In a spread-out city, infrastructure simply costs more – everything from more roads to maintain (and more potholes!), a larger public transit network, infrastructure such as water and sewage, and more public services such as emergency services. Providing this infrastructure and services is much more cost effective in high density development (Neptis,2003). In Edmonton, it has been shown that new development – the Horse Hill Area Structure Plan (ASP) that was approved earlier this year – does not pay for itself. The cumulative city costs to 2062 are higher than the cumulative revenues (Male,2013).
In addition, Edmonton does not need to approve more new areas for development to fulfill housing needs to 2039. The capacity from existing low, medium, and high density in approved growth areas, and mature and established suburban redevelopment will supply more units than the anticipated demand, without including urban growth areas such as the Horse Hill ASP (Male, 2012).
A more compact city leads to a higher quality of life for the people living in it. To accomplish this lively city, a city needs both a critical mass of people (that is, a certain amount of density), and good public space. In addition, a lively city needs people spending time in the public sphere and interacting with others in that space – this is created through walkable communities, rather than car-driven sprawl (Gehl, 2010).

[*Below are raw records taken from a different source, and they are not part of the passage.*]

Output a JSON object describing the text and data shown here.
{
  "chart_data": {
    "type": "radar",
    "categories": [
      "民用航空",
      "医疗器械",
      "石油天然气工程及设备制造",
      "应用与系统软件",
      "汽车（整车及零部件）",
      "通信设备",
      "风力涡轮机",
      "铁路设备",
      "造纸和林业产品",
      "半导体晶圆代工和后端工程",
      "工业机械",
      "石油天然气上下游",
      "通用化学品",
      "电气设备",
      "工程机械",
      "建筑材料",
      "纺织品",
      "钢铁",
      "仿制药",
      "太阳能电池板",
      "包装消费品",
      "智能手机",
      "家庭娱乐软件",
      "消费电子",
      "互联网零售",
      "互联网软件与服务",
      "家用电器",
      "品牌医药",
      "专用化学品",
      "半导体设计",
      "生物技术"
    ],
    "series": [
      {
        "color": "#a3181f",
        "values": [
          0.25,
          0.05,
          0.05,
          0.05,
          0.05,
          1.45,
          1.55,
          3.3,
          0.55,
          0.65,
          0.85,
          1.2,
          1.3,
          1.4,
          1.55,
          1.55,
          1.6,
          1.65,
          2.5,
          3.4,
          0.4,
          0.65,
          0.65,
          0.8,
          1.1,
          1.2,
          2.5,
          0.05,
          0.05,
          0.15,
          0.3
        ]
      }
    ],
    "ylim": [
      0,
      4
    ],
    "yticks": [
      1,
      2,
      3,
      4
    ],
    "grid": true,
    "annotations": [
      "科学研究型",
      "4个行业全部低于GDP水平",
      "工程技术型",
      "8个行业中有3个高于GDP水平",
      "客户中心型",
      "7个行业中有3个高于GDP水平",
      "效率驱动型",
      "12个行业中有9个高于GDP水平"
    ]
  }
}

A more sustainable city requires the city to be compact – the lower the density, the more energy consumed (Newman and Kenworthy, 1989). In addition, low-density auto-dependent development makes active transportation such as walking and cycling close to impossible because of enormous distances and a lack of direct routes (Transport Canada, 2011). In a higher density city, it becomes far easier for people to use active or public transit, and people simply don’t have to travel as far. In addition, a higher density city is more fiscally sustainable – it costs far less to maintain infrastructure and services in a higher density area. This is a key component to “living within our means”.